An inter-ministerial panel is likely to meet tomorrow to discuss the methodology for fixing reserve price for auction of coal blocks.

An inter-ministerial committee (IMC), comprising secretaries of ministries of finance, power, steel, law, mines, petroleum, industrial policy and promotion and coal, is to decide on the auction start price or the reserve price for allotting coal blocks whose allocation was cancelled by the Supreme Court recently, sources said.

The government had in 2012 constituted an IMC to consider and examine the formulation of methodology for fixing floor/reserve price of coal blocks to be allocated through auction.
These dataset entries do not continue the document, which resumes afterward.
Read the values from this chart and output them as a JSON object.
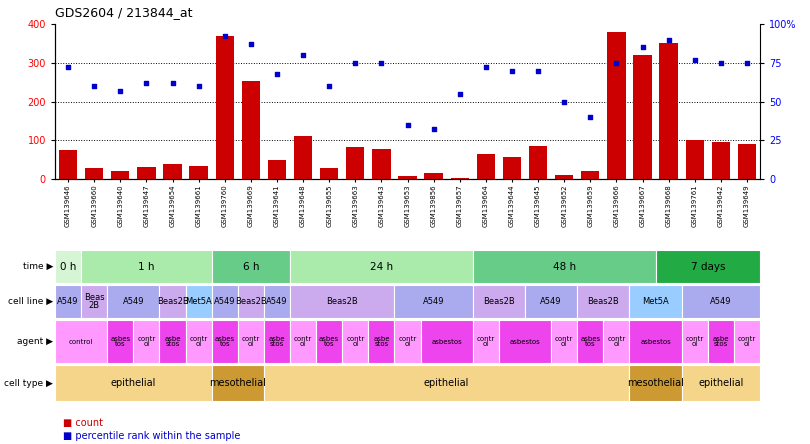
{
  "title": "GDS2604 / 213844_at",
  "samples": [
    "GSM139646",
    "GSM139660",
    "GSM139640",
    "GSM139647",
    "GSM139654",
    "GSM139661",
    "GSM139760",
    "GSM139669",
    "GSM139641",
    "GSM139648",
    "GSM139655",
    "GSM139663",
    "GSM139643",
    "GSM139653",
    "GSM139856",
    "GSM139657",
    "GSM139664",
    "GSM139644",
    "GSM139645",
    "GSM139652",
    "GSM139659",
    "GSM139666",
    "GSM139667",
    "GSM139668",
    "GSM139761",
    "GSM139642",
    "GSM139649"
  ],
  "counts": [
    75,
    28,
    20,
    32,
    40,
    33,
    370,
    252,
    50,
    110,
    28,
    82,
    78,
    8,
    15,
    3,
    65,
    57,
    85,
    10,
    20,
    380,
    320,
    350,
    100,
    95,
    90
  ],
  "percentiles": [
    72,
    60,
    57,
    62,
    62,
    60,
    92,
    87,
    68,
    80,
    60,
    75,
    75,
    35,
    32,
    55,
    72,
    70,
    70,
    50,
    40,
    75,
    85,
    90,
    77,
    75,
    75
  ],
  "time_groups": [
    {
      "label": "0 h",
      "start": 0,
      "end": 1,
      "color": "#d5f5d5"
    },
    {
      "label": "1 h",
      "start": 1,
      "end": 6,
      "color": "#aaeaaa"
    },
    {
      "label": "6 h",
      "start": 6,
      "end": 9,
      "color": "#66cc88"
    },
    {
      "label": "24 h",
      "start": 9,
      "end": 16,
      "color": "#aaeaaa"
    },
    {
      "label": "48 h",
      "start": 16,
      "end": 23,
      "color": "#66cc88"
    },
    {
      "label": "7 days",
      "start": 23,
      "end": 27,
      "color": "#22aa44"
    }
  ],
  "cell_line_groups": [
    {
      "label": "A549",
      "start": 0,
      "end": 1,
      "color": "#aaaaee"
    },
    {
      "label": "Beas\n2B",
      "start": 1,
      "end": 2,
      "color": "#ccaaee"
    },
    {
      "label": "A549",
      "start": 2,
      "end": 4,
      "color": "#aaaaee"
    },
    {
      "label": "Beas2B",
      "start": 4,
      "end": 5,
      "color": "#ccaaee"
    },
    {
      "label": "Met5A",
      "start": 5,
      "end": 6,
      "color": "#99ccff"
    },
    {
      "label": "A549",
      "start": 6,
      "end": 7,
      "color": "#aaaaee"
    },
    {
      "label": "Beas2B",
      "start": 7,
      "end": 8,
      "color": "#ccaaee"
    },
    {
      "label": "A549",
      "start": 8,
      "end": 9,
      "color": "#aaaaee"
    },
    {
      "label": "Beas2B",
      "start": 9,
      "end": 13,
      "color": "#ccaaee"
    },
    {
      "label": "A549",
      "start": 13,
      "end": 16,
      "color": "#aaaaee"
    },
    {
      "label": "Beas2B",
      "start": 16,
      "end": 18,
      "color": "#ccaaee"
    },
    {
      "label": "A549",
      "start": 18,
      "end": 20,
      "color": "#aaaaee"
    },
    {
      "label": "Beas2B",
      "start": 20,
      "end": 22,
      "color": "#ccaaee"
    },
    {
      "label": "Met5A",
      "start": 22,
      "end": 24,
      "color": "#99ccff"
    },
    {
      "label": "A549",
      "start": 24,
      "end": 27,
      "color": "#aaaaee"
    }
  ],
  "agent_groups": [
    {
      "label": "control",
      "start": 0,
      "end": 2,
      "color": "#ff99ff"
    },
    {
      "label": "asbes\ntos",
      "start": 2,
      "end": 3,
      "color": "#ee44ee"
    },
    {
      "label": "contr\nol",
      "start": 3,
      "end": 4,
      "color": "#ff99ff"
    },
    {
      "label": "asbe\nstos",
      "start": 4,
      "end": 5,
      "color": "#ee44ee"
    },
    {
      "label": "contr\nol",
      "start": 5,
      "end": 6,
      "color": "#ff99ff"
    },
    {
      "label": "asbes\ntos",
      "start": 6,
      "end": 7,
      "color": "#ee44ee"
    },
    {
      "label": "contr\nol",
      "start": 7,
      "end": 8,
      "color": "#ff99ff"
    },
    {
      "label": "asbe\nstos",
      "start": 8,
      "end": 9,
      "color": "#ee44ee"
    },
    {
      "label": "contr\nol",
      "start": 9,
      "end": 10,
      "color": "#ff99ff"
    },
    {
      "label": "asbes\ntos",
      "start": 10,
      "end": 11,
      "color": "#ee44ee"
    },
    {
      "label": "contr\nol",
      "start": 11,
      "end": 12,
      "color": "#ff99ff"
    },
    {
      "label": "asbe\nstos",
      "start": 12,
      "end": 13,
      "color": "#ee44ee"
    },
    {
      "label": "contr\nol",
      "start": 13,
      "end": 14,
      "color": "#ff99ff"
    },
    {
      "label": "asbestos",
      "start": 14,
      "end": 16,
      "color": "#ee44ee"
    },
    {
      "label": "contr\nol",
      "start": 16,
      "end": 17,
      "color": "#ff99ff"
    },
    {
      "label": "asbestos",
      "start": 17,
      "end": 19,
      "color": "#ee44ee"
    },
    {
      "label": "contr\nol",
      "start": 19,
      "end": 20,
      "color": "#ff99ff"
    },
    {
      "label": "asbes\ntos",
      "start": 20,
      "end": 21,
      "color": "#ee44ee"
    },
    {
      "label": "contr\nol",
      "start": 21,
      "end": 22,
      "color": "#ff99ff"
    },
    {
      "label": "asbestos",
      "start": 22,
      "end": 24,
      "color": "#ee44ee"
    },
    {
      "label": "contr\nol",
      "start": 24,
      "end": 25,
      "color": "#ff99ff"
    },
    {
      "label": "asbe\nstos",
      "start": 25,
      "end": 26,
      "color": "#ee44ee"
    },
    {
      "label": "contr\nol",
      "start": 26,
      "end": 27,
      "color": "#ff99ff"
    }
  ],
  "cell_type_groups": [
    {
      "label": "epithelial",
      "start": 0,
      "end": 6,
      "color": "#f5d58a"
    },
    {
      "label": "mesothelial",
      "start": 6,
      "end": 8,
      "color": "#cc9933"
    },
    {
      "label": "epithelial",
      "start": 8,
      "end": 22,
      "color": "#f5d58a"
    },
    {
      "label": "mesothelial",
      "start": 22,
      "end": 24,
      "color": "#cc9933"
    },
    {
      "label": "epithelial",
      "start": 24,
      "end": 27,
      "color": "#f5d58a"
    }
  ],
  "bar_color": "#cc0000",
  "dot_color": "#0000cc",
  "left_ylim": [
    0,
    400
  ],
  "left_yticks": [
    0,
    100,
    200,
    300,
    400
  ],
  "right_yticks": [
    0,
    25,
    50,
    75,
    100
  ],
  "right_yticklabels": [
    "0",
    "25",
    "50",
    "75",
    "100%"
  ],
  "figsize": [
    8.1,
    4.44
  ],
  "dpi": 100
}
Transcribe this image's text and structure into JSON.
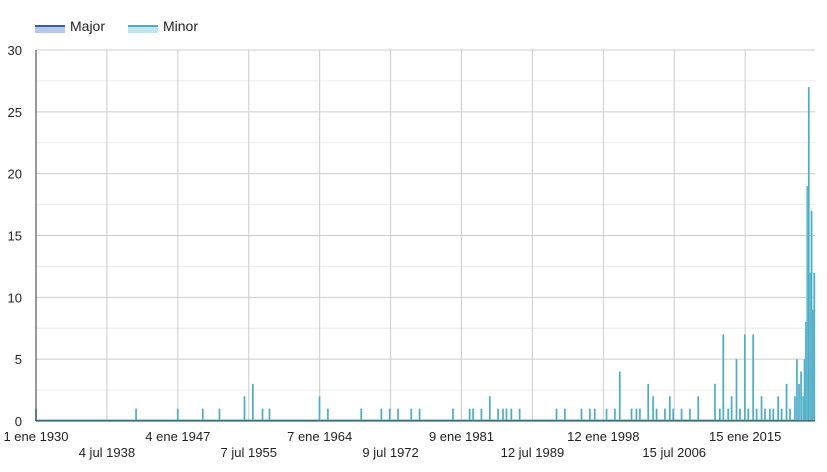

Based on recommendations of consultant Crisil, it proposed allotting coal blocks only to government companies or to power plants with tariff-based bidding, to ensure that the benefit of cheaper domestic coal is passed on to consumers.

However, after the Supreme Court on September 24 cancelled allocation of 204 coal blocks, it was felt that there would be many existing power plants, which were linked to these mines, or power plants, which have no tie-up for coal and would either have cost-plus power purchase agreements (where tariff is fixed by power regulator) or would have contracted agreements to sell electricity on the basis of bid tariff.

Sources said it was felt that the methodology decided by the IMC previously needs to be reopened and a new one adopted.

The Supreme Court had on September 24 cancelled allocation of 204 coal blocks to various companies between 1993 and 2009. Out of these, 37 are running coal mines and another five are ready to produce by April.

Sources said the government wants to clear all roadblocks and meet conditions precedent for the new owner of the mines, which will be decided through an e-auction, to takeover operations of the 42 mines from April next year.

The 37 running mines produced about 38.14 million tonnes of coal in 2013-14, while the five others are likely to chip in with another 5.85 million tons.

Keen to avoid any supply disruption, the government on October 21 promulgated an ordinance to revert half of these 42 mines to the government entities that were the original allottees. The remaining 21 will be put on auction in the first phase of bidding that will be open for end users in power, cement and steel sectors.

If the winner of these 21 mines is different than the one already operating, the existing owner will be paid compensation and operations handed over to the winner, they said.